Taiwan Central Bank Stays Put As Expected

The central bank left policy unchanged in June. This was expected because interest rates are already low and pushing them down further would not have created a big enough marginal impact on credit growth. The economy has to rely on fiscal stimulus instead

Source: istock

The central bank stands pat

Taiwan's central bank has not moved its policy interest rate since the middle of 2016. Even though export orders have contracted for seven straight months, falling 5.82% year-on-year in May, the bank has continued to keep policy on hold. This is largely because rates are already low, at 1.375%, so a cut would have little marginal impact on creating money, i.e. credit growth. In addition, each cut by Taiwan's central bank has been just 12.5 basis points (half of each normal move by the Federal Reserve), which makes the marginal impact even smaller.
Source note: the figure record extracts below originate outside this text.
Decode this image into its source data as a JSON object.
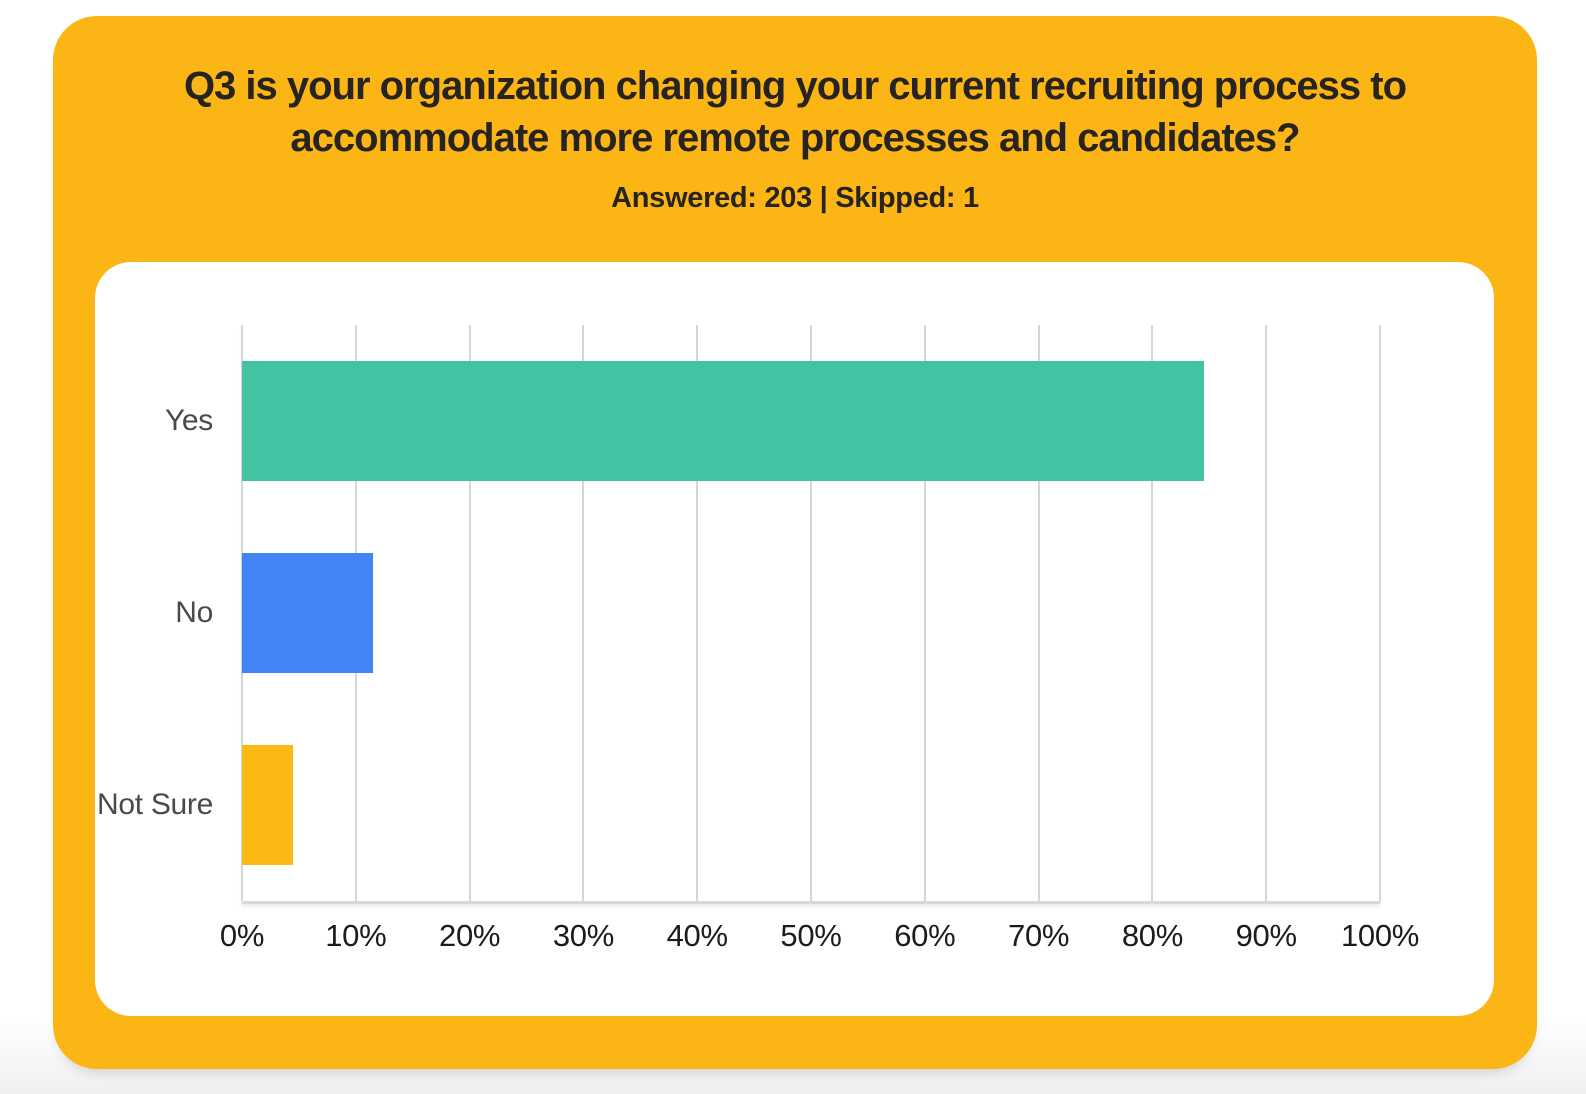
{
  "page": {
    "background": "#ffffff"
  },
  "question_card": {
    "background": "#FBB616",
    "text_color": "#272321",
    "title": "Q3 is your organization changing your current recruiting process to accommodate more remote processes and candidates?",
    "title_lines": [
      "Q3 is your organization changing your current recruiting process to",
      "accommodate more remote processes and candidates?"
    ],
    "stats": "Answered: 203 | Skipped: 1"
  },
  "chart_data": {
    "type": "bar",
    "orientation": "horizontal",
    "title": "",
    "xlabel": "",
    "ylabel": "",
    "categories": [
      "Yes",
      "No",
      "Not Sure"
    ],
    "values": [
      84.5,
      11.5,
      4.5
    ],
    "value_unit": "%",
    "bar_colors": [
      "#44C3A4",
      "#4285F4",
      "#FCB813"
    ],
    "xlim": [
      0,
      100
    ],
    "x_tick_step": 10,
    "x_tick_labels": [
      "0%",
      "10%",
      "20%",
      "30%",
      "40%",
      "50%",
      "60%",
      "70%",
      "80%",
      "90%",
      "100%"
    ],
    "grid": "vertical",
    "gridline_color": "#d6d6d6",
    "legend": false,
    "panel_background": "#ffffff"
  }
}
Taiwan's export orders have shrunk for seven straight months

Source: ING, Bloomberg

Fiscal stimulus in the spotlight

As monetary policy can do very little to stimulate growth at this point, Taiwan's economy- which has been affected by the ripple effect from the US-China trade war- has to depend more on fiscal stimulus.

However, we know from the experience of 2016 that government support only lasts for about a year, at most. If the government implements a big fiscal stimulus package, it would certainly hurt its debt level, as there has been almost no fiscal surplus for the past four years.

As such, the government has been trying to encourage manufacturers to move their production on the Mainland back to Taiwan. This has led to several firms proposing a total investment of $1.29 billion in 2019. Still, we doubt that all the investments will be realized this year. Even if the whole amount were to be invested in Taiwan, it would only contribute around 0.2% of GDP.